The infant ape’s life was brief, dying before the age of two. Yet its discovery 13 million years later by a team led by Bay Area anthropologist Isaiah Nengo is casting light on a shadowy and pivotal period in pre-human history.
Characteristics of the fossil, the most complete extinct ape skull ever found, mark it as a new species in the great flowering of ape evolution, which later led to the emergence of humans. We didn’t descend from the little ape; rather, we have kin in common.
“Together, we have great-great-great-great grandparents that we all share,”
said Nengo, who lives in Ross, digs in Kenya, and teaches at Cupertino’s DeAnza College. His research, published in Wednesday’s issue of the prestigious journal Nature, was funded by the San Francisco-based Leakey Foundation, founded to explore the origins of humanity.

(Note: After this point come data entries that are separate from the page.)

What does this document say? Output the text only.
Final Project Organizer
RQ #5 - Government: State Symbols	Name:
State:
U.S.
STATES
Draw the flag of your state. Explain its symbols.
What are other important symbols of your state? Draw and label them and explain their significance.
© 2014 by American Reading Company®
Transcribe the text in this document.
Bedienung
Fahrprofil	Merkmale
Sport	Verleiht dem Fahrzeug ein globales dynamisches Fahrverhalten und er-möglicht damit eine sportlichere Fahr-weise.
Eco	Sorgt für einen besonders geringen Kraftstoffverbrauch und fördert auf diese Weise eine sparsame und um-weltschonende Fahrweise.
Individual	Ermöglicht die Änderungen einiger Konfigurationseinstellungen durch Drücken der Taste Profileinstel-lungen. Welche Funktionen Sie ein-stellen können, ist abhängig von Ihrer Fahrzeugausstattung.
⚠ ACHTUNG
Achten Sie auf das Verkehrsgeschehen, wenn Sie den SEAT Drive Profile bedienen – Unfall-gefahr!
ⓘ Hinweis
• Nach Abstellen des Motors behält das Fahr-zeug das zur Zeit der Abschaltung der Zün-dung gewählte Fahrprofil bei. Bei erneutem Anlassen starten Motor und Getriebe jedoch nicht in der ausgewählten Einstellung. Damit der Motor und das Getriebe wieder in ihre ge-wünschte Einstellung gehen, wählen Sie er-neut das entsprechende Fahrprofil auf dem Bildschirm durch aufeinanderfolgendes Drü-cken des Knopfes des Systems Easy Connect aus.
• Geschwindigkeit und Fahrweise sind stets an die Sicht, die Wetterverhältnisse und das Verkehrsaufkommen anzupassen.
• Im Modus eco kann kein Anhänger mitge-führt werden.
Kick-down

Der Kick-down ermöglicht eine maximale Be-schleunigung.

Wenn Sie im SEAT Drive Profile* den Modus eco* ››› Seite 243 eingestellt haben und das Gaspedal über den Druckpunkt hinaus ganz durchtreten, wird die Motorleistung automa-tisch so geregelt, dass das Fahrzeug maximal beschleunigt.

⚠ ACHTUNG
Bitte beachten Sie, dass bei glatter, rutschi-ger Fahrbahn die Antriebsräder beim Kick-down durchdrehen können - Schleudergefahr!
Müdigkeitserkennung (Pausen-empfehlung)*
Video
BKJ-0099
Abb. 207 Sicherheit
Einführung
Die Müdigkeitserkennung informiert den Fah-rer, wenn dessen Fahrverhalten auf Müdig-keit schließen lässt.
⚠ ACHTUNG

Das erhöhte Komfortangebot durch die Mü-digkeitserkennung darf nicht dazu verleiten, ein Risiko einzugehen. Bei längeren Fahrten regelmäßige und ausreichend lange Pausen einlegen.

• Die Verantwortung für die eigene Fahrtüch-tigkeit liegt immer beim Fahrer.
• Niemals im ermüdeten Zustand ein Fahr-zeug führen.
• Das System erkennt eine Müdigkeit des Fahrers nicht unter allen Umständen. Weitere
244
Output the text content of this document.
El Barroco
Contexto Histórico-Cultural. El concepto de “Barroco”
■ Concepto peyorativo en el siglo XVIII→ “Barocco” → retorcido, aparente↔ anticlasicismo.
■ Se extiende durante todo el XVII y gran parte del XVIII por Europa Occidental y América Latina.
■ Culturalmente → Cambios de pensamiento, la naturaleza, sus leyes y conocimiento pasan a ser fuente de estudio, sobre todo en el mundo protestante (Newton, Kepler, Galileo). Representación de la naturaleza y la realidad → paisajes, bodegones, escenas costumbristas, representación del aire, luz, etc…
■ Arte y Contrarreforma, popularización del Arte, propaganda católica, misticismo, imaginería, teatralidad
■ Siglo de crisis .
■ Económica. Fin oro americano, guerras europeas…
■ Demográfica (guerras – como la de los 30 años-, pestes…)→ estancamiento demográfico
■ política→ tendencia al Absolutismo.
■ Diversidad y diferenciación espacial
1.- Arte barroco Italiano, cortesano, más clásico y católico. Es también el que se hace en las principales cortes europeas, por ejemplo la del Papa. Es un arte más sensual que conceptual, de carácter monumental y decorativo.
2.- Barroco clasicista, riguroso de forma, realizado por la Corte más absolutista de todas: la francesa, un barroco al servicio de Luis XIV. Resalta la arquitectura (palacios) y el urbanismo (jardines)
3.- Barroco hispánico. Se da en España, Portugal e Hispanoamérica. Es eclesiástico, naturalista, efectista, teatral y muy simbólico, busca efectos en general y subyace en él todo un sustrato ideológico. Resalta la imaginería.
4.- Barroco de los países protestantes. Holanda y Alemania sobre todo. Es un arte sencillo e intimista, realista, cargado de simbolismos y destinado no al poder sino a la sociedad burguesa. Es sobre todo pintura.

Little is known about ancient apes, the ancestors of living apes and humans.
It was a time of great evolutionary success, with an explosion of genetic diversity. And then the apes mysteriously declined. Only a few remained, in restricted places: gibbons and orangutans in Asia and chimps, gorillas, and the early human australopithecines in Africa.
In contrast, monkeys prevailed. And humans, for better or worse, are extraordinarily successful.
The 13 million-year-old fossil, now extinct, reveals what the common ancestor of all living apes and humans may have looked like. Dating back to the Miocene, its species has been named Nyanzapithecus alesi.
We branched off quite recently, only 6 to 7 million years ago.
The stunning discovery in 2014 came at the end of a long and disappointing day near the western shore of Kenya’s Lake Turkana in Africa’s Great Rift Valley, in a place full of volcanic rock and largely devoid of fossils, said Nengo.
Nengo was deeply invested in the success of the project at the Turkana Basin Institute. He had secured grant funding, assembled the team, coordinated the effort, and was responsible for everything from fuel in trucks to water in jugs.
“We spent the whole day finding nothing. Zero. We were in a pretty bad mood,” he recalled. So the team gave up and went back to camp for dinner, walking the same familiar route they had always taken, back and forth, every day.
An assistant, John Ekusi, pulled out a cigarette. “We told him: ‘You’re going to kill us! Smoke it far away,’ ” Nengo said. So Ekusi walked ahead of the team, about 500 yards.